With more mobile network operators using Wi-Fi to complement their radio access networks, one begs the question: how’s “carrier Wi-Fi” different from the one I have at home? What exactly is “carrier Wi-Fi”?
While there is no proper, or exact, definition for carrier Wi-Fi, I think it’s more important to realize that the definition has been evolving with time. Personally, I think carrier Wi-Fi is focused on two tracks. First, provide the mobile subscriber a better user experience including easy access to the Wi-Fi network and better quality of service; and second, enable the service provider to scale and manage a network of Wi-Fi access points that can reach into the tens even hundreds of thousands of units. From this point of view, carrier Wi-Fi opens a wide door for differentiation in both equipment ecosystem and service offering.
To home in on some of the features that make Wi-Fi carrier Wi-Fi consider the following:
1- Scalability: some carriers’ Wi-Fi networks comprise tens of thousands of access nodes. Each access node has to support a large number of subscribers on its own (can be a few hundred). The ability to scale a Wi-Fi network requires specific functions and features and consequently, a whole number of features fall under the ‘scalability’ headline such as network management and hardening against interference.
2- Wide area mobility: the ability to maintain a session while moving between Wi-Fi access nodes is an important feature in carrier deployments.
3- Network management: support for thousands of access nodes for important functions like fault, configuration, accounting, performance and security (FCAPS).
4- Carrier-grade security: the Wi-Fi network is hardened to protect it from common security threats (intrusion detection/prevention, denial of service, detection of jamming, logging of events and notification, black lists, etc.).

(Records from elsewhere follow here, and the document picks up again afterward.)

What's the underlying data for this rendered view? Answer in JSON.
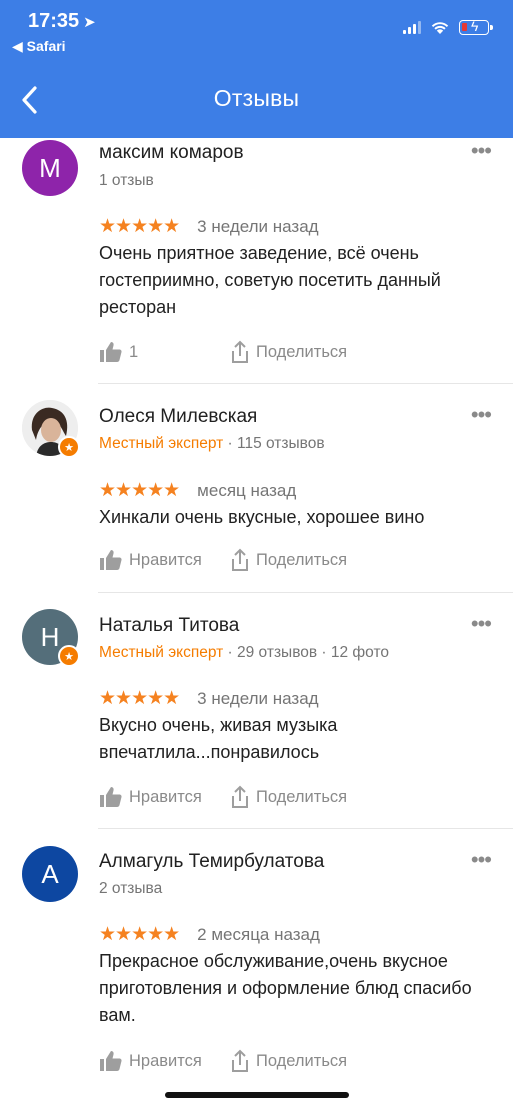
{
  "status": {
    "time": "17:35",
    "back_app": "◀ Safari"
  },
  "header": {
    "title": "Отзывы"
  },
  "colors": {
    "header_bg": "#3d7ee6",
    "stars": "#f58220",
    "expert": "#f57c00"
  },
  "reviews": [
    {
      "avatar_letter": "М",
      "avatar_color": "#8e24aa",
      "name": "максим комаров",
      "reviews_count": "1 отзыв",
      "stars": "★★★★★",
      "rating": 5,
      "date": "3 недели назад",
      "text": "Очень приятное заведение, всё очень гостеприимно, советую посетить данный ресторан",
      "like_label": "1",
      "share_label": "Поделиться"
    },
    {
      "avatar_letter": "",
      "name": "Олеся Милевская",
      "expert_label": "Местный эксперт",
      "reviews_count": "· 115 отзывов",
      "stars": "★★★★★",
      "rating": 5,
      "date": "месяц назад",
      "text": "Хинкали очень вкусные, хорошее вино",
      "like_label": "Нравится",
      "share_label": "Поделиться"
    },
    {
      "avatar_letter": "Н",
      "avatar_color": "#546e7a",
      "name": "Наталья Титова",
      "expert_label": "Местный эксперт",
      "reviews_count": "· 29 отзывов · 12 фото",
      "stars": "★★★★★",
      "rating": 5,
      "date": "3 недели назад",
      "text": "Вкусно очень, живая музыка впечатлила...понравилось",
      "like_label": "Нравится",
      "share_label": "Поделиться"
    },
    {
      "avatar_letter": "A",
      "avatar_color": "#0d47a1",
      "name": "Алмагуль Темирбулатова",
      "reviews_count": "2 отзыва",
      "stars": "★★★★★",
      "rating": 5,
      "date": "2 месяца назад",
      "text": "Прекрасное обслуживание,очень вкусное приготовления и оформление блюд спасибо вам.",
      "like_label": "Нравится",
      "share_label": "Поделиться"
    }
  ]
}
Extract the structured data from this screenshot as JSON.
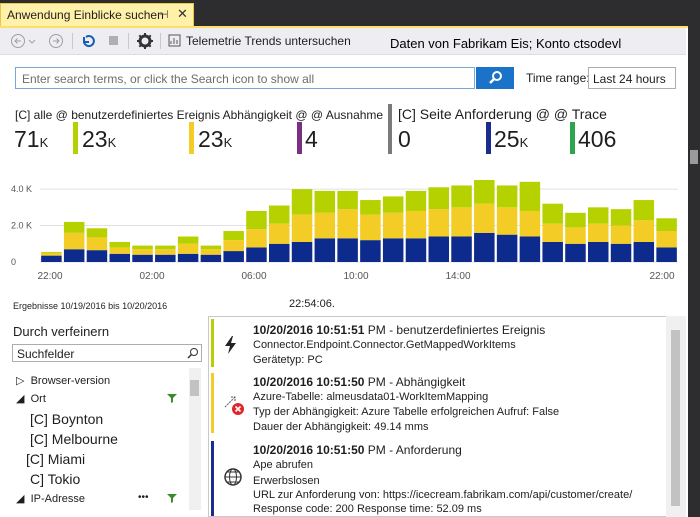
{
  "tab": {
    "title": "Anwendung Einblicke suchen",
    "pin": "⊣",
    "close": "✕"
  },
  "toolbar": {
    "back_icon": "back-icon",
    "forward_icon": "forward-icon",
    "refresh_icon": "refresh-icon",
    "stop_icon": "stop-icon",
    "settings_icon": "gear-icon",
    "trends_label": "Telemetrie Trends untersuchen",
    "account_text": "Daten von Fabrikam Eis; Konto ctsodevl"
  },
  "search": {
    "placeholder": "Enter search terms, or click the Search icon to show all",
    "time_range_label": "Time range:",
    "time_range_value": "Last 24 hours"
  },
  "metrics": {
    "group1_header": "[C] alle @ benutzerdefiniertes Ereignis Abhängigkeit @ @ Ausnahme",
    "group2_header": "[C] Seite Anforderung @ @ Trace",
    "items": [
      {
        "value": "71",
        "unit": "K",
        "color": "#ffffff"
      },
      {
        "value": "23",
        "unit": "K",
        "color": "#b6d100"
      },
      {
        "value": "23",
        "unit": "K",
        "color": "#f4cc26"
      },
      {
        "value": "4",
        "unit": "",
        "color": "#7b2f80"
      },
      {
        "value": "0",
        "unit": "",
        "color": "#7a7a7a"
      },
      {
        "value": "25",
        "unit": "K",
        "color": "#1a2c8c"
      },
      {
        "value": "406",
        "unit": "",
        "color": "#2ea44f"
      }
    ]
  },
  "chart_data": {
    "type": "bar",
    "stacked": true,
    "ylim": [
      0,
      4500
    ],
    "yticks": [
      "4.0 K",
      "2.0 K",
      "0"
    ],
    "xticks": [
      "22:00",
      "02:00",
      "06:00",
      "10:00",
      "14:00",
      "22:00"
    ],
    "colors": {
      "blue": "#0d2b8c",
      "yellow": "#f4cc26",
      "green": "#b6d100"
    },
    "series": [
      {
        "name": "blue",
        "values": [
          350,
          700,
          650,
          450,
          400,
          400,
          450,
          400,
          600,
          800,
          1000,
          1100,
          1300,
          1300,
          1200,
          1300,
          1300,
          1400,
          1400,
          1600,
          1500,
          1400,
          1100,
          1000,
          1100,
          1000,
          1100,
          800
        ]
      },
      {
        "name": "yellow",
        "values": [
          150,
          900,
          700,
          350,
          300,
          300,
          550,
          300,
          600,
          1000,
          1100,
          1500,
          1400,
          1600,
          1400,
          1400,
          1500,
          1500,
          1600,
          1600,
          1500,
          1400,
          1000,
          900,
          1000,
          1000,
          1200,
          900
        ]
      },
      {
        "name": "green",
        "values": [
          50,
          600,
          500,
          300,
          200,
          200,
          400,
          200,
          500,
          1000,
          1000,
          1400,
          1200,
          1000,
          800,
          900,
          1100,
          1200,
          1200,
          1600,
          1200,
          1600,
          1100,
          800,
          900,
          900,
          1100,
          700
        ]
      }
    ]
  },
  "range_text": "Ergebnisse 10/19/2016 bis 10/20/2016",
  "clock_text": "22:54:06.",
  "refine": {
    "title": "Durch verfeinern",
    "search_label": "Suchfelder",
    "tree": [
      {
        "arrow": "▷",
        "label": "Browser-version"
      },
      {
        "arrow": "◢",
        "label": "Ort"
      },
      {
        "label": "[C] Boynton"
      },
      {
        "label": "[C] Melbourne"
      },
      {
        "label": "[C] Miami"
      },
      {
        "label": "C] Tokio"
      },
      {
        "arrow": "◢",
        "label": "IP-Adresse",
        "dots": "•••"
      }
    ]
  },
  "results": [
    {
      "stripe": "#b6d100",
      "icon": "lightning-icon",
      "glyph": "⚡",
      "timestamp": "10/20/2016 10:51:51",
      "kind": " PM - benutzerdefiniertes Ereignis",
      "lines": [
        "Connector.Endpoint.Connector.GetMappedWorkItems",
        "Gerätetyp: PC"
      ]
    },
    {
      "stripe": "#f4cc26",
      "icon": "dependency-error-icon",
      "glyph": "⤤",
      "timestamp": "10/20/2016 10:51:50",
      "kind": " PM - Abhängigkeit",
      "lines": [
        "Azure-Tabelle: almeusdata01-WorkItemMapping",
        "Typ der Abhängigkeit: Azure Tabelle erfolgreichen Aufruf: False",
        "Dauer der Abhängigkeit: 49.14 mms"
      ]
    },
    {
      "stripe": "#1a2c8c",
      "icon": "globe-icon",
      "glyph": "⊕",
      "timestamp": "10/20/2016 10:51:50",
      "kind": " PM - Anforderung",
      "lines": [
        "Ape abrufen",
        "Erwerbslosen",
        "URL zur Anforderung von: https://icecream.fabrikam.com/api/customer/create/",
        "Response code: 200 Response time: 52.09 ms"
      ]
    }
  ]
}
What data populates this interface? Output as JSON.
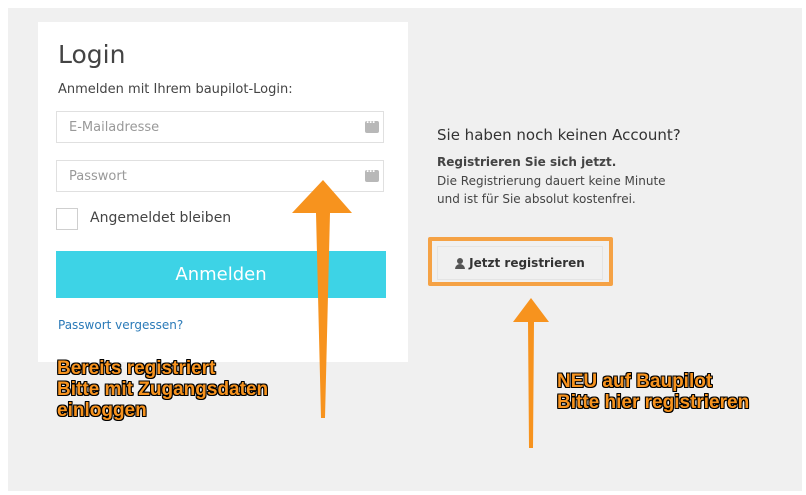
{
  "login": {
    "title": "Login",
    "subtitle": "Anmelden mit Ihrem baupilot-Login:",
    "email_placeholder": "E-Mailadresse",
    "password_placeholder": "Passwort",
    "remember_label": "Angemeldet bleiben",
    "submit_label": "Anmelden",
    "forgot_link": "Passwort vergessen?"
  },
  "register": {
    "heading": "Sie haben noch keinen Account?",
    "strong_text": "Registrieren Sie sich jetzt.",
    "text_line1": "Die Registrierung dauert keine Minute",
    "text_line2": "und ist für Sie absolut kostenfrei.",
    "button_label": "Jetzt registrieren",
    "button_icon": "user-icon"
  },
  "annotations": {
    "left_lines": [
      "Bereits registriert",
      "Bitte mit Zugangsdaten",
      "einloggen"
    ],
    "right_lines": [
      "NEU auf Baupilot",
      "Bitte hier registrieren"
    ]
  },
  "colors": {
    "page_background": "#f0f0f0",
    "login_button": "#3dd3e6",
    "link": "#2a7ab8",
    "annotation_orange": "#f7931e",
    "highlight_border": "#f5a245"
  }
}
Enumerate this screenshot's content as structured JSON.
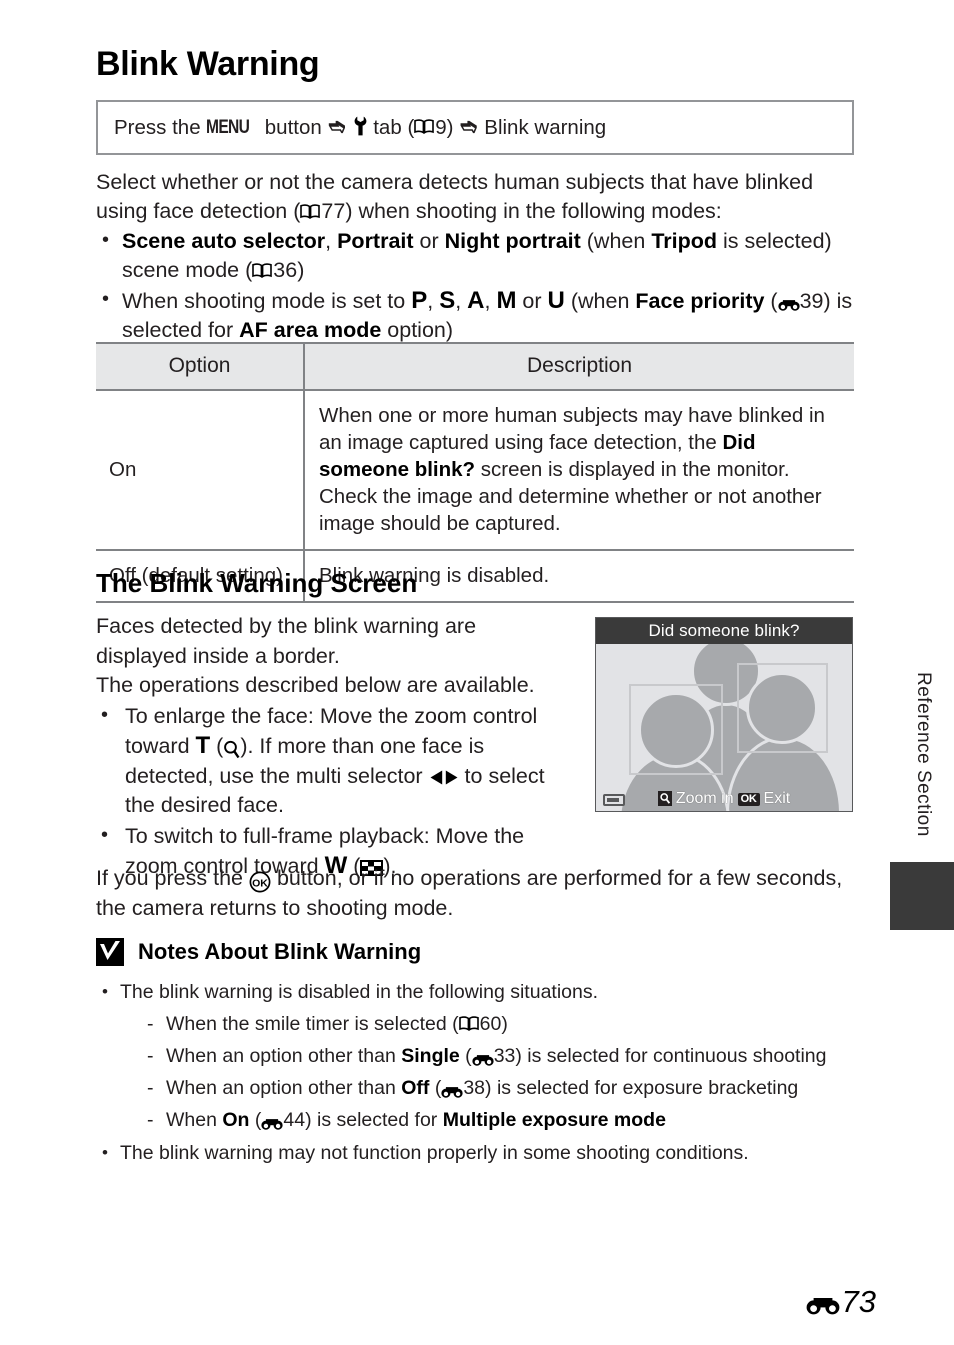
{
  "page": {
    "title": "Blink Warning",
    "number": "73",
    "number_prefix_icon": "nikon-e-reference-icon",
    "sidebar_label": "Reference Section"
  },
  "menu_path": {
    "press_the": "Press the",
    "menu_button": "MENU",
    "button_word": "button",
    "arrow": "➜",
    "tab_icon": "wrench-setup-tab-icon",
    "tab_word": "tab",
    "ref_open_paren": "(",
    "ref_book_icon": "open-book-icon",
    "ref_page": "9",
    "ref_close_paren": ")",
    "destination": "Blink warning"
  },
  "intro": {
    "line1": "Select whether or not the camera detects human subjects that have blinked",
    "line2_a": "using face detection (",
    "line2_ref": "77",
    "line2_b": ") when shooting in the following modes:",
    "bullets": [
      {
        "parts": [
          {
            "t": "Scene auto selector",
            "b": true
          },
          {
            "t": ", ",
            "b": false
          },
          {
            "t": "Portrait",
            "b": true
          },
          {
            "t": " or ",
            "b": false
          },
          {
            "t": "Night portrait",
            "b": true
          },
          {
            "t": " (when ",
            "b": false
          },
          {
            "t": "Tripod",
            "b": true
          },
          {
            "t": " is selected) scene mode (",
            "b": false
          },
          {
            "t": "36",
            "b": false,
            "ref": "book"
          },
          {
            "t": ")",
            "b": false
          }
        ]
      },
      {
        "parts": [
          {
            "t": "When shooting mode is set to ",
            "b": false
          },
          {
            "t": "P",
            "b": true,
            "mode": true
          },
          {
            "t": ", ",
            "b": false
          },
          {
            "t": "S",
            "b": true,
            "mode": true
          },
          {
            "t": ", ",
            "b": false
          },
          {
            "t": "A",
            "b": true,
            "mode": true
          },
          {
            "t": ", ",
            "b": false
          },
          {
            "t": "M",
            "b": true,
            "mode": true
          },
          {
            "t": " or ",
            "b": false
          },
          {
            "t": "U",
            "b": true,
            "mode": true
          },
          {
            "t": " (when ",
            "b": false
          },
          {
            "t": "Face priority",
            "b": true
          },
          {
            "t": " (",
            "b": false
          },
          {
            "t": "39",
            "b": false,
            "ref": "e"
          },
          {
            "t": ") is selected for ",
            "b": false
          },
          {
            "t": "AF area mode",
            "b": true
          },
          {
            "t": " option)",
            "b": false
          }
        ]
      }
    ]
  },
  "option_table": {
    "headers": {
      "option": "Option",
      "description": "Description"
    },
    "rows": [
      {
        "option": "On",
        "description_l1": "When one or more human subjects may have blinked in an",
        "description_l2a": "image captured using face detection, the ",
        "description_l2b": "Did someone",
        "description_l3a": "blink?",
        "description_l3b": " screen is displayed in the monitor.",
        "description_l4": "Check the image and determine whether or not another",
        "description_l5": "image should be captured."
      },
      {
        "option": "Off (default setting)",
        "description_l1": "Blink warning is disabled."
      }
    ]
  },
  "blink_screen_section": {
    "heading": "The Blink Warning Screen",
    "para1_l1": "Faces detected by the blink warning are",
    "para1_l2": "displayed inside a border.",
    "para2": "The operations described below are available.",
    "bullet1": {
      "a": "To enlarge the face: Move the zoom control toward ",
      "t_letter": "T",
      "b": " (",
      "mag_icon": "magnifier-icon",
      "c": "). If more than one face is detected, use the multi selector ",
      "lr_icon": "multi-selector-left-right-icon",
      "d": " to select the desired face."
    },
    "bullet2": {
      "a": "To switch to full-frame playback: Move the zoom control toward ",
      "w_letter": "W",
      "b": " (",
      "thumb_icon": "thumbnail-grid-icon",
      "c": ")."
    },
    "closing_a": "If you press the ",
    "closing_ok_icon": "ok-button-icon",
    "closing_b": " button, or if no operations are performed for a few seconds,",
    "closing_c": "the camera returns to shooting mode."
  },
  "monitor": {
    "header_title": "Did someone blink?",
    "zoom_in_icon": "magnifier-icon",
    "zoom_in_label": "Zoom in",
    "ok_badge": "OK",
    "exit_label": "Exit",
    "battery_icon": "battery-icon"
  },
  "notes": {
    "icon": "caution-check-icon",
    "heading": "Notes About Blink Warning",
    "bullet1": "The blink warning is disabled in the following situations.",
    "sub_items": [
      {
        "parts": [
          {
            "t": "When the smile timer is selected (",
            "b": false
          },
          {
            "t": "60",
            "b": false,
            "ref": "book"
          },
          {
            "t": ")",
            "b": false
          }
        ]
      },
      {
        "parts": [
          {
            "t": "When an option other than ",
            "b": false
          },
          {
            "t": "Single",
            "b": true
          },
          {
            "t": " (",
            "b": false
          },
          {
            "t": "33",
            "b": false,
            "ref": "e"
          },
          {
            "t": ") is selected for continuous shooting",
            "b": false
          }
        ]
      },
      {
        "parts": [
          {
            "t": "When an option other than ",
            "b": false
          },
          {
            "t": "Off",
            "b": true
          },
          {
            "t": " (",
            "b": false
          },
          {
            "t": "38",
            "b": false,
            "ref": "e"
          },
          {
            "t": ") is selected for exposure bracketing",
            "b": false
          }
        ]
      },
      {
        "parts": [
          {
            "t": "When ",
            "b": false
          },
          {
            "t": "On",
            "b": true
          },
          {
            "t": " (",
            "b": false
          },
          {
            "t": "44",
            "b": false,
            "ref": "e"
          },
          {
            "t": ") is selected for ",
            "b": false
          },
          {
            "t": "Multiple exposure mode",
            "b": true
          }
        ]
      }
    ],
    "bullet2": "The blink warning may not function properly in some shooting conditions."
  },
  "colors": {
    "text": "#231f20",
    "rule": "#808285",
    "table_header_bg": "#e6e7e8",
    "monitor_header_bg": "#3a3a3a",
    "monitor_bg": "#e2e3e6",
    "figure_gray": "#a7a9ac",
    "face_box": "#c8c9cc",
    "sidebar_tab": "#3a3a3a"
  }
}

The carrier Wi-Fi network is better protected from external hackers.
5- Integration with the RAN network: backhaul Wi-Fi traffic to the mobile network core where a number control functions can be exercised such as billing, policy, authentication, addressing, mobility management, roaming, content filtering, and lawful intercept.
6- Support for Hotspot 2.0 (marketed as Passpoint by the Wi-Fi Alliance): based on IEEE 802.11u, this feature improves access to the Wi-Fi network through the mobile SIM frees the users from having to think about Wi-Fi access: it removes the need to worry about SSID and authentication. The experience becomes seamless as Wi-Fi integrates with the RAN service.
7- Quality of Experience and Service: The ability to control priorities of service on a customer and/or application basis. Furthermore, to accommodate the wholesale model for neutral hosts, a number of features are available to support QoS/QoE at a level specific to a certain service provider.
8- Network features: carrier Wi-Fi support a number of networking features to provide enhanced services (e.g. multiple SSIDs, 802.1Q VLAN, multicast, SNMP traps for network management, etc.). The networking and management features allow for a neutral host model whereby a single Wi-Fi network operator to build a venue and wholesale to a number of operators.
8- Power, antennas and other enhancements: the access nodes feature full range of output power and improved receiver specifications. Enhanced antennas are used, sometimes with built in intelligence to improve performance in a noisy environment.
9- Hardened access nodes: hardened mechanical enclosure and different mounting options suitable for operator deployments.
From operational and evolutionary perspectives, greater integration with the wireless network to enable policy definition and enforcement will increase the utility of carrier Wi-Fi networks which will make greater use of the 5 GHz band as more devices get equipped with 802.11ac.
The rise of carrier Wi-Fi did not follow a straight path and there were many different attempts in the past at large-scale Wi-Fi network. Many fell through for commercial reasons. However, in the present time, mobile network operators are feeling the heat from high demand on capacity coupled with limited spectrum available for broadband data services. This opened the field for carrier Wi-Fi to significantly expand. Infonetics states that carrier Wi-Fi equipment revenue increased by 53% from 2011 to 2012 and predicts the revenue to reach $3.7 billion in 2017 primarily driven by mobile operators deploying carrier Wi-Fi for data offload. Leading demand is Asia Pacific region, most particularly China, Indonesia and India. Supply is led by Cisco which has the highest market share followed by Ruckus Wireless and Ericsson.
The bottom line is that carrier Wi-Fi is continuing to evolve in a matter that improves the user experience: less congestion, faster download time, better video quality, and fewer service interruptions. In short, carrier Wi-Fi is here to stay.